I am writing code to parse tracker information in torrent file using python.
import bencoder
import sys
target = './'+sys.argv[1]
with open(target, 'rb') as torrent_file:
torrent = bencoder.decode(torrent_file.read())
i=0
while True:
try:
print(torrent[b'announce-list'][i])
i+=1
except:
break
The output is as follows.
[b'udp://tracker.openbittorrent.com:80/announce']
[b'udp://tracker.opentrackr.org:1337/announce']
I want to parse the value in the form below.

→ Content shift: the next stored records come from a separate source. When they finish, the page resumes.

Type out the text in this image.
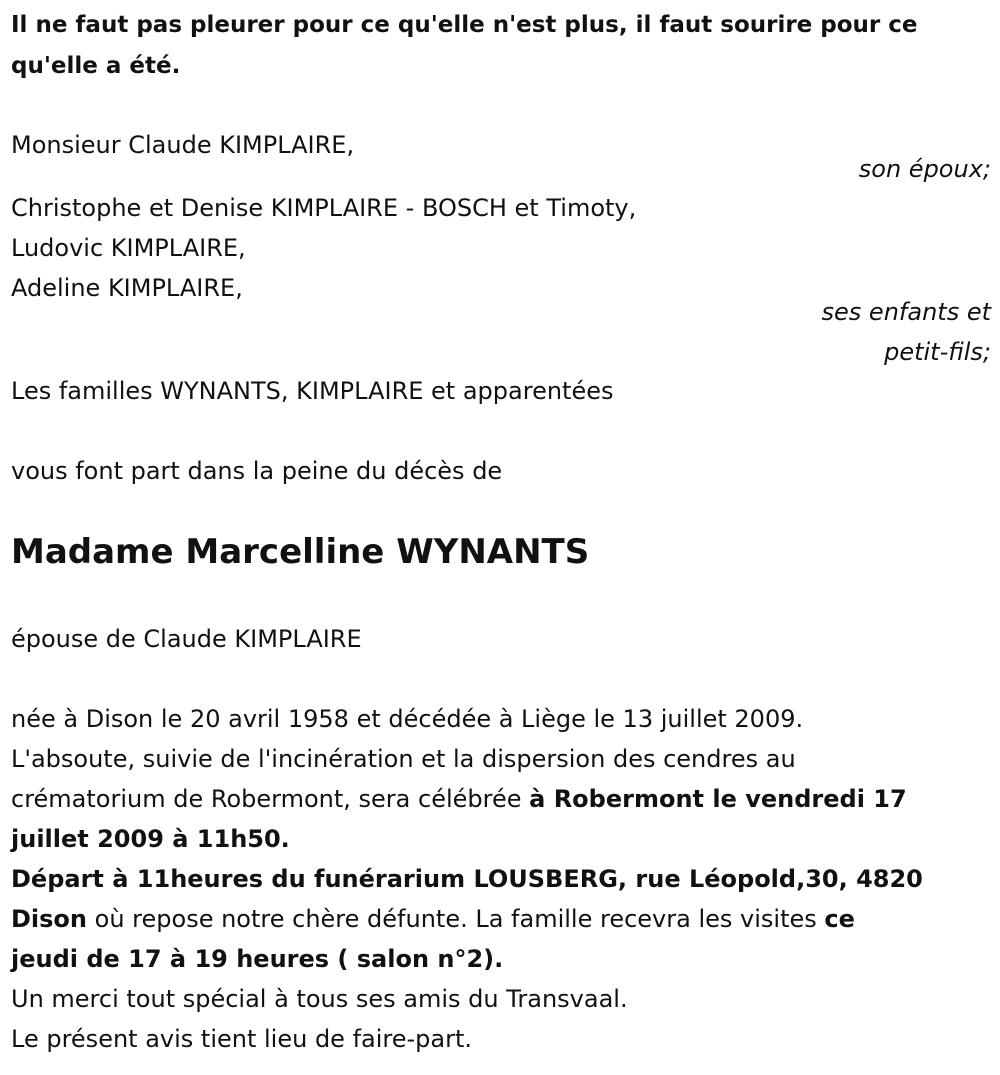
Il ne faut pas pleurer pour ce qu'elle n'est plus, il faut sourire pour ce
qu'elle a été.
Monsieur Claude KIMPLAIRE,
son époux;
Christophe et Denise KIMPLAIRE - BOSCH et Timoty,
Ludovic KIMPLAIRE,
Adeline KIMPLAIRE,
ses enfants et
petit-fils;
Les familles WYNANTS, KIMPLAIRE et apparentées
vous font part dans la peine du décès de
Madame Marcelline WYNANTS
épouse de Claude KIMPLAIRE
née à Dison le 20 avril 1958 et décédée à Liège le 13 juillet 2009.
L'absoute, suivie de l'incinération et la dispersion des cendres au
crématorium de Robermont, sera célébrée à Robermont le vendredi 17
juillet 2009 à 11h50.
Départ à 11heures du funérarium LOUSBERG, rue Léopold,30, 4820
Dison où repose notre chère défunte. La famille recevra les visites ce
jeudi de 17 à 19 heures ( salon n°2).
Un merci tout spécial à tous ses amis du Transvaal.
Le présent avis tient lieu de faire-part.
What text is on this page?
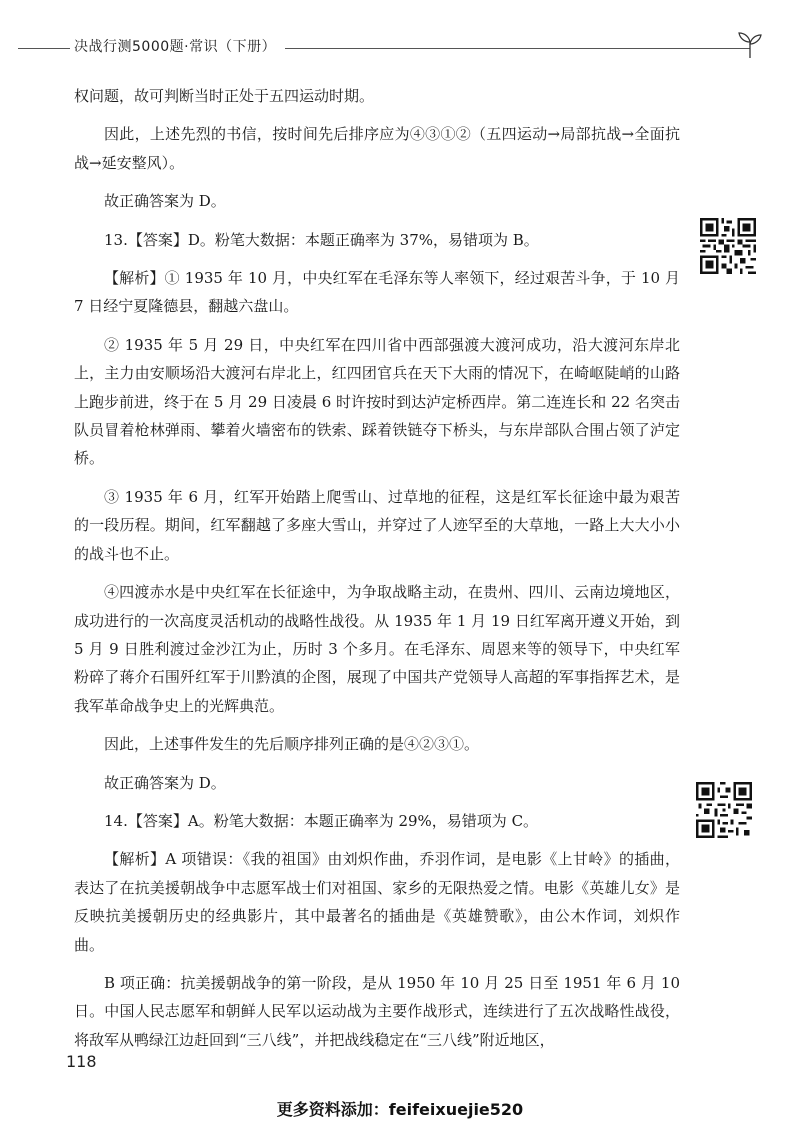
决战行测5000题·常识（下册）

权问题，故可判断当时正处于五四运动时期。

因此，上述先烈的书信，按时间先后排序应为④③①②（五四运动→局部抗战→全面抗战→延安整风）。

故正确答案为 D。

13.【答案】D。粉笔大数据：本题正确率为 37%，易错项为 B。

【解析】① 1935 年 10 月，中央红军在毛泽东等人率领下，经过艰苦斗争，于 10 月 7 日经宁夏隆德县，翻越六盘山。

② 1935 年 5 月 29 日，中央红军在四川省中西部强渡大渡河成功，沿大渡河东岸北上，主力由安顺场沿大渡河右岸北上，红四团官兵在天下大雨的情况下，在崎岖陡峭的山路上跑步前进，终于在 5 月 29 日凌晨 6 时许按时到达泸定桥西岸。第二连连长和 22 名突击队员冒着枪林弹雨、攀着火墙密布的铁索、踩着铁链夺下桥头，与东岸部队合围占领了泸定桥。

③ 1935 年 6 月，红军开始踏上爬雪山、过草地的征程，这是红军长征途中最为艰苦的一段历程。期间，红军翻越了多座大雪山，并穿过了人迹罕至的大草地，一路上大大小小的战斗也不止。

④四渡赤水是中央红军在长征途中，为争取战略主动，在贵州、四川、云南边境地区，成功进行的一次高度灵活机动的战略性战役。从 1935 年 1 月 19 日红军离开遵义开始，到 5 月 9 日胜利渡过金沙江为止，历时 3 个多月。在毛泽东、周恩来等的领导下，中央红军粉碎了蒋介石围歼红军于川黔滇的企图，展现了中国共产党领导人高超的军事指挥艺术，是我军革命战争史上的光辉典范。

因此，上述事件发生的先后顺序排列正确的是④②③①。

故正确答案为 D。

14.【答案】A。粉笔大数据：本题正确率为 29%，易错项为 C。

【解析】A 项错误：《我的祖国》由刘炽作曲，乔羽作词，是电影《上甘岭》的插曲，表达了在抗美援朝战争中志愿军战士们对祖国、家乡的无限热爱之情。电影《英雄儿女》是反映抗美援朝历史的经典影片，其中最著名的插曲是《英雄赞歌》，由公木作词，刘炽作曲。

B 项正确：抗美援朝战争的第一阶段，是从 1950 年 10 月 25 日至 1951 年 6 月 10 日。中国人民志愿军和朝鲜人民军以运动战为主要作战形式，连续进行了五次战略性战役，将敌军从鸭绿江边赶回到“三八线”，并把战线稳定在“三八线”附近地区，

118
更多资料添加：feifeixuejie520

["tracker.openbittorrent.com", 80]
["tracker.opentrackr.org", 1337]
How should I parse it?
You might use urllib.parse.urlparse
for this as follows
from urllib.parse import urlparse
url1 = b'udp://tracker.openbittorrent.com:80/announce'
url2 = b'udp://tracker.opentrackr.org:1337/announce'
c1 = urlparse(url1)
c2 = urlparse(url2)
hostport1 = c1.netloc.rsplit(b':',1)
hostport2 = c2.netloc.rsplit(b':',2)
hostport1[0] = hostport1[0].decode()
hostport1[1] = int(hostport1[1])
hostport2[0] = hostport2[0].decode()
hostport2[1] = int(hostport2[1])
print(hostport1)
print(hostport2)
output
['tracker.openbittorrent.com', 80]
['tracker.opentrackr.org', 1337]
Explanation: I extract netloc, then split at most once at first from right b':'
, then apply .decode
to host port to convert bytes
into str
and int
to convert bytes
into int
.
EDIT: After more careful reading, I noticed that you might access .hostname
and .port
which allow much more concise code to do that task, that is
from urllib.parse import urlparse
url1 = b'udp://tracker.openbittorrent.com:80/announce'
url2 = b'udp://tracker.opentrackr.org:1337/announce'
c1 = urlparse(url1)
c2 = urlparse(url2)
hostport1 = [c1.hostname.decode(), c1.port]
hostport2 = [c2.hostname.decode(), c2.port]
print(hostport1)
print(hostport2)
gives same output as code above.